The cat was neither comic relief nor decoration. It was a fact of the apartment, a constant. When the cat stayed away, the absence registered. When it returned, the relief felt disproportionate. In one scene, the man and the cat were shown sharing a bed, an ordinary domestic image that produced, for some of the more sheltered members of the straight audience, a brief and unexpected chill of transgression. “Until that scene, it was about attachment without exposure,” one member of the original company later recalled. “We thought you could show it without naming it.”

During previews, relegating to fantasy the myth of the nine lives, the cat died. The creative team was suddenly forced into a moment of brave decision and unknown risk. The role was re-cast as a younger man, and much of the text remained unchanged. Lines held. Scenes aligned. The structure held. A line had been crossed, and no one was arrested. American gay theater was born.

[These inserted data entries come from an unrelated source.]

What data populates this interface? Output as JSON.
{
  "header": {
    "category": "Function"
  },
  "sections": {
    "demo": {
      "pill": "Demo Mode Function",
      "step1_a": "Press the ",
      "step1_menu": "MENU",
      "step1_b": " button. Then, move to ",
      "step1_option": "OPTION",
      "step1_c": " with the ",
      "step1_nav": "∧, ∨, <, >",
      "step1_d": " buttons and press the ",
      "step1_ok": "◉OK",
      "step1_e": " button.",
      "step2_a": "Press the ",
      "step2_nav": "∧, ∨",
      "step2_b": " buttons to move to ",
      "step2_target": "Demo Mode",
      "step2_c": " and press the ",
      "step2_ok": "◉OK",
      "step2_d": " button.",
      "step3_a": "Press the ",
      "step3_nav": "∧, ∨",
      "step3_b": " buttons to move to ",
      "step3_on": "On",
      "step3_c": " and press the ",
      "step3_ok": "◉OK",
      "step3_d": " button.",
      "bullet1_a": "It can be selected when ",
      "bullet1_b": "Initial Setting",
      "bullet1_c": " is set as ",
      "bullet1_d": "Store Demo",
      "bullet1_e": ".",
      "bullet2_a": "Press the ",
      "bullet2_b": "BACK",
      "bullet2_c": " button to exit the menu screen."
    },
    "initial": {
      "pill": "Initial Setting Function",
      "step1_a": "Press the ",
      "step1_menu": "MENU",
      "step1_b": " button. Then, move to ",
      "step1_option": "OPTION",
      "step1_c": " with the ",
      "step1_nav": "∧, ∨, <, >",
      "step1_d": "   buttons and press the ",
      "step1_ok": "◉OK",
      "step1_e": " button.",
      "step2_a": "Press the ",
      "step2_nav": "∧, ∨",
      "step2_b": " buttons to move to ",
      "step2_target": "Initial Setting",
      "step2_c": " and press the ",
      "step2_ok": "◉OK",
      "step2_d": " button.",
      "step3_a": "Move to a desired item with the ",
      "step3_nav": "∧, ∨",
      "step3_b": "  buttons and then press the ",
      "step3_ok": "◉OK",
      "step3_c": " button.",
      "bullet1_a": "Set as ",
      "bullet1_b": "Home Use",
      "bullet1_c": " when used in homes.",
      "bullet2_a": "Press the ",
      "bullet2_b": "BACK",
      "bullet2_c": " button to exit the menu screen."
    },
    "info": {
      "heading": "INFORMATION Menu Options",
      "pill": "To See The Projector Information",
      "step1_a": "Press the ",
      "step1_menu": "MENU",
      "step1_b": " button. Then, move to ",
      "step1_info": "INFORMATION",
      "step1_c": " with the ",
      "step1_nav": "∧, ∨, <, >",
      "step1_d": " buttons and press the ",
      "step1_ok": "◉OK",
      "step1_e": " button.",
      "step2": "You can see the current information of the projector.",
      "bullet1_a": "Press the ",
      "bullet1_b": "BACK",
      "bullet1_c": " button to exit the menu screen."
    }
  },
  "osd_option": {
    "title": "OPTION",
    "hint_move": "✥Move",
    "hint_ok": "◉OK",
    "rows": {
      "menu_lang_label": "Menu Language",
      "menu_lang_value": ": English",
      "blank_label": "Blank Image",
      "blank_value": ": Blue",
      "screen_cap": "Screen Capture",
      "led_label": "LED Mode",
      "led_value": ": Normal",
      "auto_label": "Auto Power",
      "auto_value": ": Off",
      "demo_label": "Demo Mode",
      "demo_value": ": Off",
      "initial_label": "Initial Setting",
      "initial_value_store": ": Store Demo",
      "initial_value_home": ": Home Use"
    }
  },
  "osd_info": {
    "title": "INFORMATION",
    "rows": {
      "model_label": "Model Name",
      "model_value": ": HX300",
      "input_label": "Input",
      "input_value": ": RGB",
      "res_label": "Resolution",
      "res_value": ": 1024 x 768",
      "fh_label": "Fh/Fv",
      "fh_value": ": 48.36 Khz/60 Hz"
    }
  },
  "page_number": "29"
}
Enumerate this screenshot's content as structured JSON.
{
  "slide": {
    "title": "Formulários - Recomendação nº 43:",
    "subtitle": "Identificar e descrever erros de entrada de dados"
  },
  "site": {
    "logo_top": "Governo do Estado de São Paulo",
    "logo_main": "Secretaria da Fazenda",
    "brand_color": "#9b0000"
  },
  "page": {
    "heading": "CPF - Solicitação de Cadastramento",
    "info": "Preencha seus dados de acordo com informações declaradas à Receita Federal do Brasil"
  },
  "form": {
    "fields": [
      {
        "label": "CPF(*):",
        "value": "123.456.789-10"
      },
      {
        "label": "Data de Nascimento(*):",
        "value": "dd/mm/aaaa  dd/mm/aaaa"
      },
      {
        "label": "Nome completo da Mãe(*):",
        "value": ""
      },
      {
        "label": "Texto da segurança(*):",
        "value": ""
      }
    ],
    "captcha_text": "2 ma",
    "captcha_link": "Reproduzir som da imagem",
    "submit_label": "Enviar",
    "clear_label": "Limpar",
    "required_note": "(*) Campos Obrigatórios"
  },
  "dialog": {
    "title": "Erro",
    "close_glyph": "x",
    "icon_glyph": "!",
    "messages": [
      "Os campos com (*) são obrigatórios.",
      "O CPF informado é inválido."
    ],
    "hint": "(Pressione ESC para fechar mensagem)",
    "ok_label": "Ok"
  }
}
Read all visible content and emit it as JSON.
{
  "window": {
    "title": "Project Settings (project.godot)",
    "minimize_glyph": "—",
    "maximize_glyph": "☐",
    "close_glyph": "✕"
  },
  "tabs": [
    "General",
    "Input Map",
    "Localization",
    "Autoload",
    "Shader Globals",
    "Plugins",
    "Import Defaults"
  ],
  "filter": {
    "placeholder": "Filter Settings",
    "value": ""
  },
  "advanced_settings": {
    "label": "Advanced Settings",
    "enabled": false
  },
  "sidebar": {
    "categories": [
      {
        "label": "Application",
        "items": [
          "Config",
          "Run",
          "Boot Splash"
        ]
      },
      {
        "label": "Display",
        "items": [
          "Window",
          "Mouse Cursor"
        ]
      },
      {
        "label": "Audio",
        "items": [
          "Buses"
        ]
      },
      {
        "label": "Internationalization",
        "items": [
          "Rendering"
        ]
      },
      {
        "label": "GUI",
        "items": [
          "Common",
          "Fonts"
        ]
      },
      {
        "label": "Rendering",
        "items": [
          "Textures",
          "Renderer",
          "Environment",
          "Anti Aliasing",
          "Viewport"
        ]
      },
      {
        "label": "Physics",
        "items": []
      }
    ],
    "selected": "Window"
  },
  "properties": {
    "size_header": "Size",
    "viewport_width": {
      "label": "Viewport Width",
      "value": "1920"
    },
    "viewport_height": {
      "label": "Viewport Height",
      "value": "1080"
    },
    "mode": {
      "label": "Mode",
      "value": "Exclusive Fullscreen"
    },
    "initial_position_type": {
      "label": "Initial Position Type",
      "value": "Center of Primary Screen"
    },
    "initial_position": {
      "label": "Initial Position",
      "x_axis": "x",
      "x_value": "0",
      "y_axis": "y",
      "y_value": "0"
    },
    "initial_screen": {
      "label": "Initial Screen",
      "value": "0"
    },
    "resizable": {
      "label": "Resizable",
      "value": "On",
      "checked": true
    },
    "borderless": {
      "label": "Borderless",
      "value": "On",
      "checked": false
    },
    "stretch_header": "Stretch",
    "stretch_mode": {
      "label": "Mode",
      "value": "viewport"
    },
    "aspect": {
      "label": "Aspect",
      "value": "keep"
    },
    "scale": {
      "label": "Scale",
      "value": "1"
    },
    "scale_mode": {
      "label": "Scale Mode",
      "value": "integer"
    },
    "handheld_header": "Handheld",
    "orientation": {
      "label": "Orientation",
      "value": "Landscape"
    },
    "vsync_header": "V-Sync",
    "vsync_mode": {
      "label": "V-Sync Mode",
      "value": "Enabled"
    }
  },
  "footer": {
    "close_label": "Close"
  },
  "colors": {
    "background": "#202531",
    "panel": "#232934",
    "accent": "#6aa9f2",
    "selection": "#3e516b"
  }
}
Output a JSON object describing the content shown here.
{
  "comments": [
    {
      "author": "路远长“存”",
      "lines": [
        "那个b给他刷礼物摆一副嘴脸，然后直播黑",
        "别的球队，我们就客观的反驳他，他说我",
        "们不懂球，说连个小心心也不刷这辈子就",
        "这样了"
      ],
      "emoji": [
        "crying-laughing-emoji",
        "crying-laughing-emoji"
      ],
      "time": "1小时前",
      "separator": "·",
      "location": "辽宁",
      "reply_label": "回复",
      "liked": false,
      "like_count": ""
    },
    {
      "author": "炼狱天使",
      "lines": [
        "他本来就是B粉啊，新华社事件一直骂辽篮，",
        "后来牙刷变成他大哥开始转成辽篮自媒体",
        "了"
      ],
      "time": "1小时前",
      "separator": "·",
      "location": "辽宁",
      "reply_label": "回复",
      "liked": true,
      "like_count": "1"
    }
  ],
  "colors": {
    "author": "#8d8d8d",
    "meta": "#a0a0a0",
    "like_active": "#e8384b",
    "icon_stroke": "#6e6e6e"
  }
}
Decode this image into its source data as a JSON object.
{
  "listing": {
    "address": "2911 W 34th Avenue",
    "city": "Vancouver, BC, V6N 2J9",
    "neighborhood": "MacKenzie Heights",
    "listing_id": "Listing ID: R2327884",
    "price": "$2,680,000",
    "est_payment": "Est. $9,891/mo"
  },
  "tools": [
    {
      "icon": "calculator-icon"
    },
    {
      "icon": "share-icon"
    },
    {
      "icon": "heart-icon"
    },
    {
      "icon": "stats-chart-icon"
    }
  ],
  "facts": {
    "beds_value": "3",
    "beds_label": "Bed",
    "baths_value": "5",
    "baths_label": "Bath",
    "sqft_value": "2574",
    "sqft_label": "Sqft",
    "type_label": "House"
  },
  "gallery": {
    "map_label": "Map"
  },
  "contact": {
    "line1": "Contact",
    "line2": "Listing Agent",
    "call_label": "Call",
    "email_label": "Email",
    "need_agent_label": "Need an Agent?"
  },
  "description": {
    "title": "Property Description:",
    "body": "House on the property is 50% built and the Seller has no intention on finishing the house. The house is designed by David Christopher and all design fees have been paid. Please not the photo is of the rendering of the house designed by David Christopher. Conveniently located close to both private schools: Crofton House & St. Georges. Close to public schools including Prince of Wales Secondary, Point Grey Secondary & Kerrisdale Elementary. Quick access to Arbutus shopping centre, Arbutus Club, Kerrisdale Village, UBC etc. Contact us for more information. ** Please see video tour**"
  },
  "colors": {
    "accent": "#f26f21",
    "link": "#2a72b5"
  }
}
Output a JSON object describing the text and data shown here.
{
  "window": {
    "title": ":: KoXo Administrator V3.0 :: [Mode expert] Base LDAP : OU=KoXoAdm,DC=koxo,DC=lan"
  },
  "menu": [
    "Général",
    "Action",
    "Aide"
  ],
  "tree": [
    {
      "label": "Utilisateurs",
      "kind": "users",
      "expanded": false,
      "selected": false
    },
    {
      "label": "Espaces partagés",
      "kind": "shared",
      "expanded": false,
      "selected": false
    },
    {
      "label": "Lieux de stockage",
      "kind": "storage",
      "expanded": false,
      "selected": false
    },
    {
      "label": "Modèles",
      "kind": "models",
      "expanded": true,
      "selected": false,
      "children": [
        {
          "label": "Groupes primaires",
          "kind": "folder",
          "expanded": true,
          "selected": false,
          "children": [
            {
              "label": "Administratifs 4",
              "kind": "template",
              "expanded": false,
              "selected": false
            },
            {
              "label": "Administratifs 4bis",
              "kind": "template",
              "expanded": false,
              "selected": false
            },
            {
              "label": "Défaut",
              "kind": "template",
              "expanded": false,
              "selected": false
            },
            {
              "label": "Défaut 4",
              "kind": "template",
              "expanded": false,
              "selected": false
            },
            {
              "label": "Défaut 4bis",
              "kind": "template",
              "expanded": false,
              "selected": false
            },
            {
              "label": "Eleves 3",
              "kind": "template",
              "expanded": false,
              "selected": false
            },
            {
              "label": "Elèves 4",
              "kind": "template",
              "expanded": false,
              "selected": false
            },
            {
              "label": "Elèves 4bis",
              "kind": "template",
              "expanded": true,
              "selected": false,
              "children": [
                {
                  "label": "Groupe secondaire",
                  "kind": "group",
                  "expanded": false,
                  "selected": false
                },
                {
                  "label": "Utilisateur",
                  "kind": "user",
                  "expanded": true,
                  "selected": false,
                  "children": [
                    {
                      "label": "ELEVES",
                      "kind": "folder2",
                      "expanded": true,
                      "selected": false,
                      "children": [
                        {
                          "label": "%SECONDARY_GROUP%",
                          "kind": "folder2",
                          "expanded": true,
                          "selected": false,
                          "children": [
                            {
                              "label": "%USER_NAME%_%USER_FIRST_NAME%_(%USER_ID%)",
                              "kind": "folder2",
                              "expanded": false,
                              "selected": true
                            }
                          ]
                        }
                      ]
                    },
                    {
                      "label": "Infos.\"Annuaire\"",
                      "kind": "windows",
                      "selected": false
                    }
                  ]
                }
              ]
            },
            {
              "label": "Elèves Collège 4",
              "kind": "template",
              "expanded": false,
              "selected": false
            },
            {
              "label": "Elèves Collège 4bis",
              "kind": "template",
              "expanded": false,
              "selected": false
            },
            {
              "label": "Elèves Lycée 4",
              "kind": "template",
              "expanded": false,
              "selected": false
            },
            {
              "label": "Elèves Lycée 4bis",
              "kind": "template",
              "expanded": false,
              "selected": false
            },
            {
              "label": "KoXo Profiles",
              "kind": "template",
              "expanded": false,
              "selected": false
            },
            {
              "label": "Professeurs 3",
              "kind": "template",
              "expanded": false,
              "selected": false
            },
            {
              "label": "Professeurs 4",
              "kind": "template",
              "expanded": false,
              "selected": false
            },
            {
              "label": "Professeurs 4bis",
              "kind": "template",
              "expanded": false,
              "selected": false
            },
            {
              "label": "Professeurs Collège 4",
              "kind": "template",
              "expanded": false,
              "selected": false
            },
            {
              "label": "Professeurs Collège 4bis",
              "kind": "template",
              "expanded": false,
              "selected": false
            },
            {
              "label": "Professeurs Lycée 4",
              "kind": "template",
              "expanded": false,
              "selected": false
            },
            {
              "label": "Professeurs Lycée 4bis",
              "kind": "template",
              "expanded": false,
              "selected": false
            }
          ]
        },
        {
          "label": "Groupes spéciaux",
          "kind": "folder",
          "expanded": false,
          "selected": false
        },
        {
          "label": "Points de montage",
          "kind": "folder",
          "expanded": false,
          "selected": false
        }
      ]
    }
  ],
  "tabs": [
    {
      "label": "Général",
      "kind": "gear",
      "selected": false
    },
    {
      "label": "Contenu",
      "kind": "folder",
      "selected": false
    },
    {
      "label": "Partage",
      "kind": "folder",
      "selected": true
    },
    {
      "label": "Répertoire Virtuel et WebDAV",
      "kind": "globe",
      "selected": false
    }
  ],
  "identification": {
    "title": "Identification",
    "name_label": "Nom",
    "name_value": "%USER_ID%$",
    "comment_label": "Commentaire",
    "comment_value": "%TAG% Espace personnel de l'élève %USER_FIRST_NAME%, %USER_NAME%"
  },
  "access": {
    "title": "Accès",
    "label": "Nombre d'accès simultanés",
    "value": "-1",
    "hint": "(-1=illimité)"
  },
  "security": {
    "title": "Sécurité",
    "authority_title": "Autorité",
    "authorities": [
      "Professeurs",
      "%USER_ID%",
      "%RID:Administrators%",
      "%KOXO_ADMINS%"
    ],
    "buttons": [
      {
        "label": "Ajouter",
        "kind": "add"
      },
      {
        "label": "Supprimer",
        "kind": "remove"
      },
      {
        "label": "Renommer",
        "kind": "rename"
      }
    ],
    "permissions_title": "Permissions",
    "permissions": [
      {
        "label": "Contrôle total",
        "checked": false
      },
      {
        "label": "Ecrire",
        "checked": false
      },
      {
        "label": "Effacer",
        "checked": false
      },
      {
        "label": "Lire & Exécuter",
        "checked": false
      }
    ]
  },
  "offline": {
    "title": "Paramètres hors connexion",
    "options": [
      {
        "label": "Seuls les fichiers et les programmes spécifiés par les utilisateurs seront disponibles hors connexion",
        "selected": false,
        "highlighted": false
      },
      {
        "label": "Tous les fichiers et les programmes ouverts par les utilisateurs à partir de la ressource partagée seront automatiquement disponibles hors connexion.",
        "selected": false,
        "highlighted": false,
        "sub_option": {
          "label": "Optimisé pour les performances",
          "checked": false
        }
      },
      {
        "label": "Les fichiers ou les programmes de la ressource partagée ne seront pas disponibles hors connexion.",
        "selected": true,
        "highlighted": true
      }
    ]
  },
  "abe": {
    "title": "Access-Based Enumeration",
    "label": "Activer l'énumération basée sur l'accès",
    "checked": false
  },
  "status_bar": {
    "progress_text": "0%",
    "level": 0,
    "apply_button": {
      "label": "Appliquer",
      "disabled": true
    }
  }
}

The earlier version, however, continued to circulate elsewhere. In Franco’s Spain, Pinochet’s Chile, and later in North Korea, only the cat version was permitted to be staged. The productions emphasized routine, solitude, care. “A man and his cat is a domestic story,” a former Chilean cultural official once explained. “We discourage interpretation.” The explanation was sufficient.

In April 2026, the Feedback Players at the Brooklyn Academy of Music will present a new staged reading of the original script, restoring the cat to its place. The event is being described as archival, though those involved suggest it remains functional. “The emotional weather is the same,” the director said. “Only the object changes.” The reading makes clear that even the most established narratives were once provisional, waiting for the moment when caution could be set aside.